『ザ・ボーイズ』の脳天をぶっ叩く衝撃。あの“戸愚呂・弟”以上の絶望(トンツカタン森本)

2020.10.12

ヒーローだって葛藤する、という哀愁

もちろんホームランダー以外にもひとクセもふたクセもある能力者たちが立ちはだかり、その全員が主人公たちを簡単に全滅させることのできるスーパーヒーローばかりなのだ。常に窮地に立たされているザ・ボーイズのメンバーは知恵とチームワークと憎しみを持って立ち向かう。

血だらけのホームランダー
シーズン2の第8話(最終話)より。血だらけのホームランダーが意味することとは……

そんな人間離れしたスーパーヒーローたちだが、その退廃的な一面のほかにそれぞれの持つ苦悩も描かれているところがこの作品により奥行きを与えている。全員が全員恵まれた能力を持っているわけではなく、それゆえにコンプレックスを持つ者がいたり、より優れた能力者が台頭してきて地位を脅かされたり、ただただヴォートに実験台として利用されたりと、人間社会よりも窮屈で生きづらい側面もあったりする。

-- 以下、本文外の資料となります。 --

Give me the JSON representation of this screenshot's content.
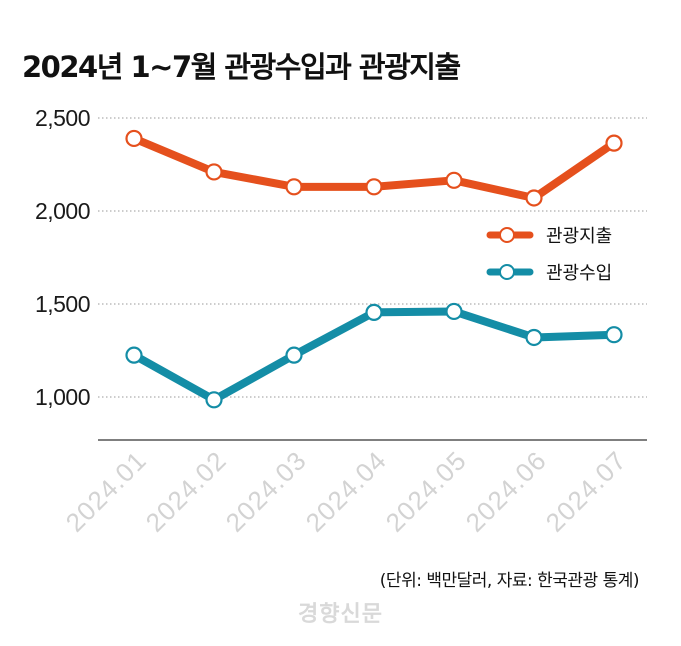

一見誰もがうらやましがるスーパーヒーローたちも、一人ひとりが悩み、葛藤しながら毎日を生きている。その様子は我々となんら変わらず、そこからあふれ出る人間味にそこはかとない哀愁や切なさを感じる。

スーパーヒーローの機微を描き、圧倒的な衝撃で脳天をぶっ叩いてくる『ザ・ボーイズ』。先日シーズン2の最終話が配信されたばかりで、さらにシーズン3の製作も発表されたので、この機会にぜひ絶望に身を委ねてみてはいかがだろうか。僕は今月の給料明細を片手にさらなる絶望をトッピングして、これから最終話を楽しもうと思う。